Die Tiere haben uns etwas zu sagen.
Ochs, Esel und die Schafe in unseren Krippenlandschaften, zu denen sich oft auch andere Tierfiguren hinzugesellen, wie die Dromedare und Elefanten der Weisen aus dem Morgenland, aber auch Hühner, Enten, Hunde, Katzen – in der schönen holzgeschnitzten Krippe in meiner elterlichen Bauernstube versteckt sich Weihnacht für Weihnacht auch ein kleiner Hase: All diese Tiere sollen nicht einfach nur eine idyllische Landschaft bilden. Sie haben uns auch etwas zu sagen, nämlich: Die Geburt unseres Erlösers Jesus Christus betrifft die ganze Schöpfung. Auch die Tiere werden in der von Gott für sie vorgesehenen Form einer Vollendung zugeführt.

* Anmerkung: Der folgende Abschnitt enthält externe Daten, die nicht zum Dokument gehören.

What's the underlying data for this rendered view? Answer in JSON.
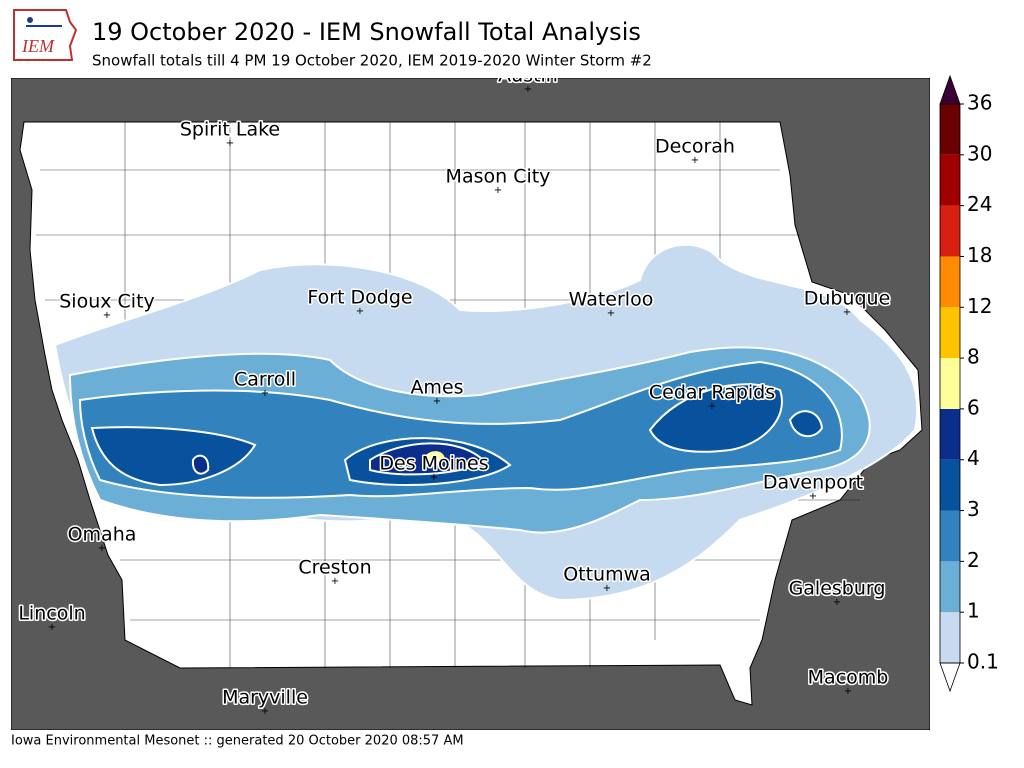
{
  "header": {
    "logo_text": "IEM",
    "title": "19 October 2020 - IEM Snowfall Total Analysis",
    "subtitle": "Snowfall totals till 4 PM 19 October 2020, IEM 2019-2020 Winter Storm #2"
  },
  "map": {
    "cities": [
      {
        "label": "Austin"
      },
      {
        "label": "Spirit Lake"
      },
      {
        "label": "Decorah"
      },
      {
        "label": "Mason City"
      },
      {
        "label": "Sioux City"
      },
      {
        "label": "Fort Dodge"
      },
      {
        "label": "Waterloo"
      },
      {
        "label": "Dubuque"
      },
      {
        "label": "Carroll"
      },
      {
        "label": "Ames"
      },
      {
        "label": "Cedar Rapids"
      },
      {
        "label": "Des Moines"
      },
      {
        "label": "Davenport"
      },
      {
        "label": "Omaha"
      },
      {
        "label": "Creston"
      },
      {
        "label": "Ottumwa"
      },
      {
        "label": "Galesburg"
      },
      {
        "label": "Lincoln"
      },
      {
        "label": "Maryville"
      },
      {
        "label": "Macomb"
      }
    ]
  },
  "colorbar": {
    "ticks": [
      0.1,
      1,
      2,
      3,
      4,
      6,
      8,
      12,
      18,
      24,
      30,
      36
    ],
    "colors": [
      "#c6dbef",
      "#6baed6",
      "#3182bd",
      "#08519c",
      "#0b2d8c",
      "#ffff99",
      "#ffc300",
      "#ff8c00",
      "#d92010",
      "#a00000",
      "#6a0000"
    ],
    "over_color": "#3a0036",
    "under_color": "#ffffff"
  },
  "footer": "Iowa Environmental Mesonet :: generated 20 October 2020 08:57 AM"
}
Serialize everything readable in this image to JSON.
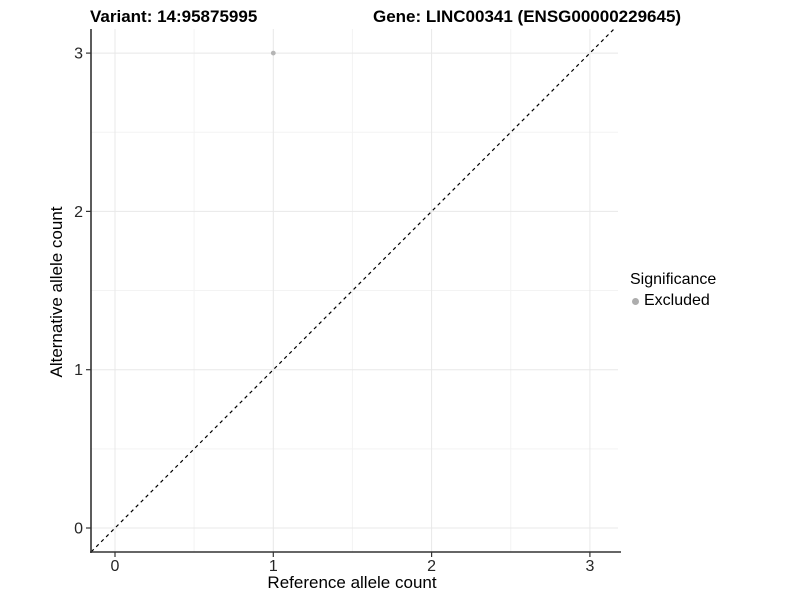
{
  "chart_data": {
    "type": "scatter",
    "title_left": "Variant: 14:95875995",
    "title_right": "Gene: LINC00341 (ENSG00000229645)",
    "xlabel": "Reference allele count",
    "ylabel": "Alternative allele count",
    "xlim": [
      -0.15,
      3.15
    ],
    "ylim": [
      -0.15,
      3.15
    ],
    "x_ticks": [
      0,
      1,
      2,
      3
    ],
    "y_ticks": [
      0,
      1,
      2,
      3
    ],
    "x_minor_ticks": [
      0.5,
      1.5,
      2.5
    ],
    "y_minor_ticks": [
      0.5,
      1.5,
      2.5
    ],
    "grid": true,
    "series": [
      {
        "name": "Excluded",
        "color": "#b5b5b5",
        "points": [
          {
            "x": 1,
            "y": 3
          }
        ]
      }
    ],
    "reference_line": {
      "style": "dashed",
      "slope": 1,
      "intercept": 0,
      "color": "#000000"
    },
    "legend": {
      "title": "Significance",
      "position": "right",
      "items": [
        {
          "label": "Excluded",
          "color": "#adadad"
        }
      ]
    }
  },
  "colors": {
    "background": "#ffffff",
    "axis_line": "#333333",
    "tick_text": "#262626",
    "grid_major": "#e8e8e8",
    "grid_minor": "#f3f3f3",
    "point": "#b5b5b5",
    "diagonal": "#000000"
  }
}
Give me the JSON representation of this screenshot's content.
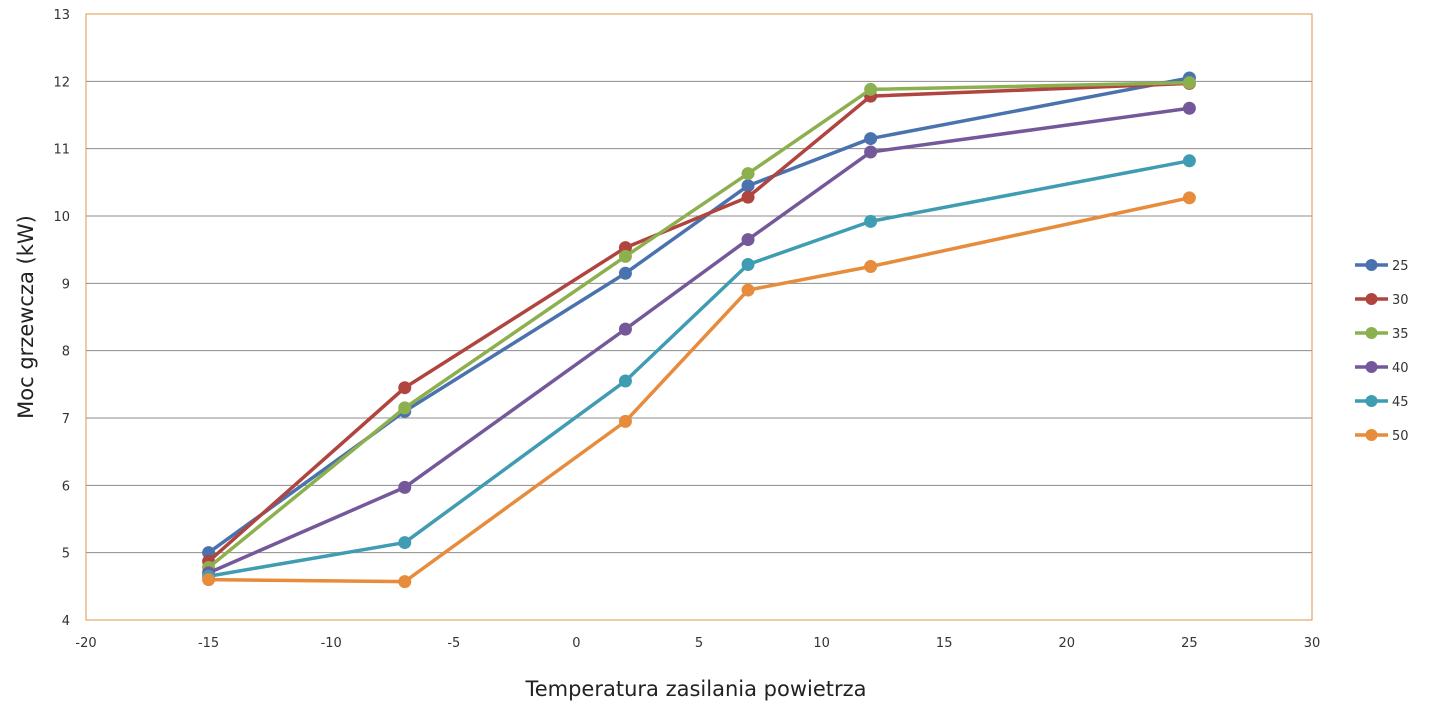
{
  "chart_data": {
    "type": "line",
    "title": "",
    "xlabel": "Temperatura zasilania powietrza",
    "ylabel": "Moc grzewcza (kW)",
    "xlim": [
      -20,
      30
    ],
    "ylim": [
      4,
      13
    ],
    "xticks": [
      -20,
      -15,
      -10,
      -5,
      0,
      5,
      10,
      15,
      20,
      25,
      30
    ],
    "yticks": [
      4,
      5,
      6,
      7,
      8,
      9,
      10,
      11,
      12,
      13
    ],
    "grid": "horizontal",
    "legend_position": "right",
    "x": [
      -15,
      -7,
      2,
      7,
      12,
      25
    ],
    "series": [
      {
        "name": "25",
        "color": "#4a72ae",
        "values": [
          5.0,
          7.1,
          9.15,
          10.45,
          11.15,
          12.05
        ]
      },
      {
        "name": "30",
        "color": "#b0443f",
        "values": [
          4.87,
          7.45,
          9.53,
          10.28,
          11.78,
          11.97
        ]
      },
      {
        "name": "35",
        "color": "#8db04e",
        "values": [
          4.78,
          7.15,
          9.4,
          10.63,
          11.88,
          11.98
        ]
      },
      {
        "name": "40",
        "color": "#74589a",
        "values": [
          4.7,
          5.97,
          8.32,
          9.65,
          10.95,
          11.6
        ]
      },
      {
        "name": "45",
        "color": "#3f9cb3",
        "values": [
          4.65,
          5.15,
          7.55,
          9.28,
          9.92,
          10.82
        ]
      },
      {
        "name": "50",
        "color": "#e68c3c",
        "values": [
          4.6,
          4.57,
          6.95,
          8.9,
          9.25,
          10.27
        ]
      }
    ]
  }
}
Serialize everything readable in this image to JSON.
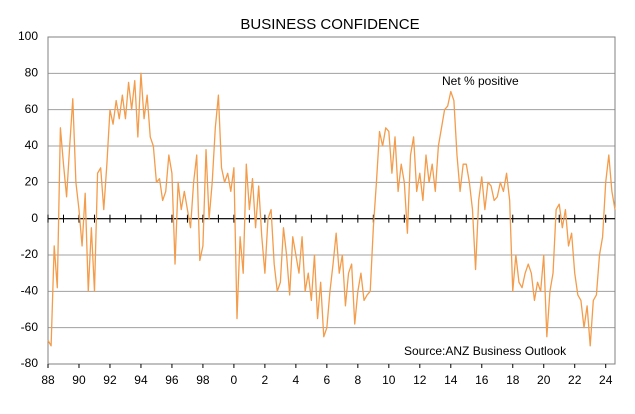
{
  "chart_data": {
    "type": "line",
    "title": "BUSINESS CONFIDENCE",
    "annotations": [
      "Net % positive",
      "Source:ANZ Business Outlook"
    ],
    "color": "#f39c4b",
    "x": [
      1988,
      1988.2,
      1988.4,
      1988.6,
      1988.8,
      1989,
      1989.2,
      1989.4,
      1989.6,
      1989.8,
      1990,
      1990.2,
      1990.4,
      1990.6,
      1990.8,
      1991,
      1991.2,
      1991.4,
      1991.6,
      1991.8,
      1992,
      1992.2,
      1992.4,
      1992.6,
      1992.8,
      1993,
      1993.2,
      1993.4,
      1993.6,
      1993.8,
      1994,
      1994.2,
      1994.4,
      1994.6,
      1994.8,
      1995,
      1995.2,
      1995.4,
      1995.6,
      1995.8,
      1996,
      1996.2,
      1996.4,
      1996.6,
      1996.8,
      1997,
      1997.2,
      1997.4,
      1997.6,
      1997.8,
      1998,
      1998.2,
      1998.4,
      1998.6,
      1998.8,
      1999,
      1999.2,
      1999.4,
      1999.6,
      1999.8,
      2000,
      2000.2,
      2000.4,
      2000.6,
      2000.8,
      2001,
      2001.2,
      2001.4,
      2001.6,
      2001.8,
      2002,
      2002.2,
      2002.4,
      2002.6,
      2002.8,
      2003,
      2003.2,
      2003.4,
      2003.6,
      2003.8,
      2004,
      2004.2,
      2004.4,
      2004.6,
      2004.8,
      2005,
      2005.2,
      2005.4,
      2005.6,
      2005.8,
      2006,
      2006.2,
      2006.4,
      2006.6,
      2006.8,
      2007,
      2007.2,
      2007.4,
      2007.6,
      2007.8,
      2008,
      2008.2,
      2008.4,
      2008.6,
      2008.8,
      2009,
      2009.2,
      2009.4,
      2009.6,
      2009.8,
      2010,
      2010.2,
      2010.4,
      2010.6,
      2010.8,
      2011,
      2011.2,
      2011.4,
      2011.6,
      2011.8,
      2012,
      2012.2,
      2012.4,
      2012.6,
      2012.8,
      2013,
      2013.2,
      2013.4,
      2013.6,
      2013.8,
      2014,
      2014.2,
      2014.4,
      2014.6,
      2014.8,
      2015,
      2015.2,
      2015.4,
      2015.6,
      2015.8,
      2016,
      2016.2,
      2016.4,
      2016.6,
      2016.8,
      2017,
      2017.2,
      2017.4,
      2017.6,
      2017.8,
      2018,
      2018.2,
      2018.4,
      2018.6,
      2018.8,
      2019,
      2019.2,
      2019.4,
      2019.6,
      2019.8,
      2020,
      2020.2,
      2020.4,
      2020.6,
      2020.8,
      2021,
      2021.2,
      2021.4,
      2021.6,
      2021.8,
      2022,
      2022.2,
      2022.4,
      2022.6,
      2022.8,
      2023,
      2023.2,
      2023.4,
      2023.6,
      2023.8,
      2024,
      2024.2,
      2024.4,
      2024.6
    ],
    "values": [
      -67,
      -70,
      -15,
      -38,
      50,
      30,
      12,
      40,
      66,
      20,
      5,
      -15,
      14,
      -40,
      -5,
      -40,
      25,
      28,
      5,
      30,
      60,
      52,
      65,
      55,
      68,
      55,
      75,
      60,
      76,
      45,
      80,
      55,
      68,
      45,
      40,
      20,
      22,
      10,
      15,
      35,
      25,
      -25,
      20,
      5,
      15,
      5,
      -5,
      20,
      35,
      -23,
      -15,
      38,
      0,
      20,
      50,
      68,
      28,
      20,
      25,
      15,
      28,
      -55,
      -10,
      -30,
      30,
      5,
      22,
      -5,
      18,
      -10,
      -30,
      0,
      5,
      -25,
      -40,
      -35,
      -5,
      -20,
      -42,
      -10,
      -20,
      -30,
      -10,
      -40,
      -30,
      -45,
      -20,
      -55,
      -35,
      -65,
      -60,
      -40,
      -25,
      -8,
      -30,
      -20,
      -48,
      -30,
      -25,
      -58,
      -40,
      -30,
      -45,
      -42,
      -40,
      -5,
      20,
      48,
      40,
      50,
      48,
      25,
      45,
      15,
      30,
      20,
      -8,
      35,
      45,
      15,
      25,
      10,
      35,
      20,
      30,
      15,
      40,
      50,
      60,
      62,
      70,
      65,
      35,
      15,
      30,
      30,
      20,
      5,
      -28,
      10,
      23,
      5,
      20,
      18,
      10,
      12,
      20,
      15,
      25,
      10,
      -40,
      -20,
      -35,
      -38,
      -30,
      -25,
      -30,
      -45,
      -35,
      -40,
      -20,
      -65,
      -40,
      -30,
      5,
      8,
      -5,
      5,
      -15,
      -8,
      -30,
      -42,
      -45,
      -60,
      -48,
      -70,
      -45,
      -42,
      -20,
      -10,
      20,
      35,
      15,
      5
    ],
    "xlim": [
      1988,
      2024.6
    ],
    "xticks": [
      {
        "value": 1988,
        "label": "88"
      },
      {
        "value": 1990,
        "label": "90"
      },
      {
        "value": 1992,
        "label": "92"
      },
      {
        "value": 1994,
        "label": "94"
      },
      {
        "value": 1996,
        "label": "96"
      },
      {
        "value": 1998,
        "label": "98"
      },
      {
        "value": 2000,
        "label": "0"
      },
      {
        "value": 2002,
        "label": "2"
      },
      {
        "value": 2004,
        "label": "4"
      },
      {
        "value": 2006,
        "label": "6"
      },
      {
        "value": 2008,
        "label": "8"
      },
      {
        "value": 2010,
        "label": "10"
      },
      {
        "value": 2012,
        "label": "12"
      },
      {
        "value": 2014,
        "label": "14"
      },
      {
        "value": 2016,
        "label": "16"
      },
      {
        "value": 2018,
        "label": "18"
      },
      {
        "value": 2020,
        "label": "20"
      },
      {
        "value": 2022,
        "label": "22"
      },
      {
        "value": 2024,
        "label": "24"
      }
    ],
    "ylim": [
      -80,
      100
    ],
    "yticks": [
      -80,
      -60,
      -40,
      -20,
      0,
      20,
      40,
      60,
      80,
      100
    ],
    "grid": true
  }
}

Zugegeben: Diese wichtige biblische Botschaft haben wir in der christlichen Tradition oft vergessen. Wir sollen die Tiere gut behandeln, denn: „Ein guter Mensch kümmert sich um das Wohl seiner Tiere; ein böser hat kein Herz für sie.“ (Sprüche 12,10) Vielleicht hat der alte Volksglaube, dass die Tiere in der Christnacht – die vielerorts die wichtigste Rauhnacht ist – reden, etwas von diesem Bewusstsein bewahrt, dass wir mit den Tieren gut umgehen sollen. Die Herkunft der Tradition der Rauh- oder Rauchnächte liegt im Dunkeln. Eine mögliche Erklärung ist, dass die dunklen und rauen Winternächte als besonders bedrohlich empfunden worden sind und sich deshalb der christliche Brauch entwickelt hat, mit Weihrauch und Weihwasser die Gehöfte zu segnen. Dabei sollen die Tiere beim Schnuppern an der Weihrauchpfanne recht lustig ihre Lippen gekräuselt – als würden sie reden – oder aufgeregt gegackert und geschrien haben – als würden sie lauthals ob der nächtlichen Ruhestörung protestieren.
Wie dem auch sei: Jedenfalls ist interessant, dass sich viele Sagen um die sprechenden Tiere in der Christnacht ranken, dass sich das Vieh über die Hartherzigkeit der Menschen beschwert. In einer Sage aus dem Salzkammergut hört ein Bauer einen Ochsen sagen: „Unser Bauer, der schindet uns aber ordentlich. Wir können ziehen und uns plagen wie wir wollen, immer ist es ihm noch zu wenig. Und Schläge gibt er uns, dass wir gewaltige Striemen kriegen.“ „Hast recht“, sagte darauf ein anderer Ochse, „das lassen wir uns nicht mehr länger gefallen. Weißt du was: bringen wir ihn um, den Schinder!“ Der Bauer erzählte seiner Frau belustigt von diesem belauschten Gespräch. Die Bäuerin drängte ihren Mann, die Warnung ernst zu nehmen und sein Vieh besser zu behandeln, doch dieser lächelte bloß darüber. Im darauffolgenden Jahr soll es auf dem Hof dann tatsächlich zu einem tödlichen Zwischenfall gekommen sein. Kein gutes Ende für eine weihnachtliche Mär – aber die Moral dieser volkstümlichen Überlieferung entspricht allemal der Botschaft von Weihnachten!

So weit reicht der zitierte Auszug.